Вот уже загустели, накапливаясь в дальней траншее, черные шинели с красными бахромчатыми эполетами, кивера с медными значками и белыми помпонами. «Противник известный и достойный, – поморщился Борис Тимофеевич, – но не страшней тех, что уже имеются».
– Примерный камуфлет вы сегодня устроили французу, – отнял он от глаза трубу. – …Илья Ильич, да жаль, повторить нельзя.
– А что, надо бы? – насторожился Илья, щурясь на белые клубы дыма, плывущие во тьме над ложементами. Вспышки пламени подсвечивали их тут и там грозовой зарницей.
– Было б недурно. Сейчас наши коллеги двинут, – передал трубу штабс-капитану майор. – Гренадеры французской морской пехоты пожаловали.
«Все побывали перед нами… – пожал плечами Илья, ломая красные погоны „ГС“. – Все побывали тут…» Да конец известен.
– Не накаркайте, Илья Ильич, – с фаталистическим вздохом почесал майор острый профиль носа. – Сдавать басурманам Севастополь и взамен Парижа не хочется.
– Не хочется, – согласился штабс-капитан, всматриваясь в параллель неприятеля. – И не станем, – заключил он осмотр, решительно складывая трубу. – По крайней мере, не в этом месте и не в это время.
– Что, опять какую варварскую хитрость задумали? – с сомнением покосился майор.
– Отчасти, Борис Тимофеевич, – кивнул Илья. – Отчасти варварскую. Я тут видел на Бульварной батарее, как наша голь изгаляется.
NOTA BENE
В продолжение темы…
В России при снабжении крепостей гранатами руководствовались следующими нормами: на каждые 30 саженей линии обороны полагалось 50 гранат. На каждые 100 гранат отпускалось 120 запалов и по 6 браслетов. Метание гранат в противника производилось расчетами по три человека. Первый номер бросал гранаты, 2-й заряжал их, 3-й подносил боезапас. Такой расчет расходовал до 10 гранат в минуту. Кроме того, с валов гранаты могли скатываться по заранее подготовленным желобам.

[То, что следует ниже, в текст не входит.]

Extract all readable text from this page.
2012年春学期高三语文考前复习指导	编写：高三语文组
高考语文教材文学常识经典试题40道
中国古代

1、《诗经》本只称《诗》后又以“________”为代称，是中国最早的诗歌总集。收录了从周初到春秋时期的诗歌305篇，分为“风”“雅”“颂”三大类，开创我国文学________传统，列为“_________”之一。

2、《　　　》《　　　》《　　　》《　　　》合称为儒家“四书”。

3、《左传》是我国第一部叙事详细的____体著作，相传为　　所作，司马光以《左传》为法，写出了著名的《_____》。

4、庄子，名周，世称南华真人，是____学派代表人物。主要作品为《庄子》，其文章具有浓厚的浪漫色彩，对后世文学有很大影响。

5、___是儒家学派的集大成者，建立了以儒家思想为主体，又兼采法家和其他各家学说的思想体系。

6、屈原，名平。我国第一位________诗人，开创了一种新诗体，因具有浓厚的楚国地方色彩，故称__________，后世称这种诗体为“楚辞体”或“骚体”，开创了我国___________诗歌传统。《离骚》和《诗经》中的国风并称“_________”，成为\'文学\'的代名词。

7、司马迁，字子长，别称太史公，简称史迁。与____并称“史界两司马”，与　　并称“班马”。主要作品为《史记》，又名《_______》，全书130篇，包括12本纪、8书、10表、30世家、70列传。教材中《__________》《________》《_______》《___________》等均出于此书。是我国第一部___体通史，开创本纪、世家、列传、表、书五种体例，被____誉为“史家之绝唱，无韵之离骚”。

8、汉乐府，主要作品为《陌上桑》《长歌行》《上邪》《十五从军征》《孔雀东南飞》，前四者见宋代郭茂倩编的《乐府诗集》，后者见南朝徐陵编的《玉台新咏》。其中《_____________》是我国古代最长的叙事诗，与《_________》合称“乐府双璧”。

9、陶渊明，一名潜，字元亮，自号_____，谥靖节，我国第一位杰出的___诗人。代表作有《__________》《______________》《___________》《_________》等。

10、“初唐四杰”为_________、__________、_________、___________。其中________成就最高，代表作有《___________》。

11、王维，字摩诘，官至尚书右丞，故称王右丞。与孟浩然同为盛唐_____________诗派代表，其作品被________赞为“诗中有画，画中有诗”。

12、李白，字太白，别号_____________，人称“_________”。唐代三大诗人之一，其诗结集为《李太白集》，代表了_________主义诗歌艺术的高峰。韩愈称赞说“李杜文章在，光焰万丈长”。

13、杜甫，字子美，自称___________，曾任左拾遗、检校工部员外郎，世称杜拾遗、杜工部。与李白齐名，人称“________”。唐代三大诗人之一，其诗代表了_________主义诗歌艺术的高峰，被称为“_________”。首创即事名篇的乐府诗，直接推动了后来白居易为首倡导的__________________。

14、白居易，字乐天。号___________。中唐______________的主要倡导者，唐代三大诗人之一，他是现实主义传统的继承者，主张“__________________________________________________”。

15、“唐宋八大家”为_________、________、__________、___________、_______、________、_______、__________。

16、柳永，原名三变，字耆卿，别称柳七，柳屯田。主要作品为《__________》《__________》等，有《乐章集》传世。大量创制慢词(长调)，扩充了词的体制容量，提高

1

В Севастополе же ручные гранаты применялись мало, в силу незначительности их запасов. К началу войны в арсеналах нашлось всего лишь 1200 стеклянных гранат, предназначенных для абордажных боев. Согласно рапорту адмирала Корнилова от 15 марта 1854 года, эти гранаты были переданы береговым укреплениям. По воспоминаниям современника, много французов погибло при штурме бастионов именно от стеклянных осколков.
Естественно, что этих малых запасов защитникам не хватило надолго.
* * *
Припомнил же штабс-капитан, видимо, пороховой бочонок со всяким железным ломом, только что груженный в жерло мортиры, и потому заключил решительно:
– Попробуем, как водится, обойтись подручными средствами. Казенных-то гранат давно уж нет ни железных, ни абордажных стекляшек. Не пей господа штаб-офицеры да интенданты приличное вино из России – и самодельных не осталось бы.
Борис Тимофеевич, званием принадлежащий упомянутому классу, только хмыкнул, впрочем, польщенно. Разделение всякого командования на «высочайшее» и «бастионное» проходило по ватерлинии, начертанной адмиралами флота, взявшими практическое руководство обороной в свои руки. Что там творилось в Бельбекском лагере или на Северной стороне – в ставках сухопутного главнокомандования, – по правде сказать, мало интересовало подлинных защитников города, но только раздражало, – как припомнится тамошней камарилье, что они полководцы. Так что самый что ни есть генерал мало что стоил в глазах севастопольцев, не будучи «бастионным».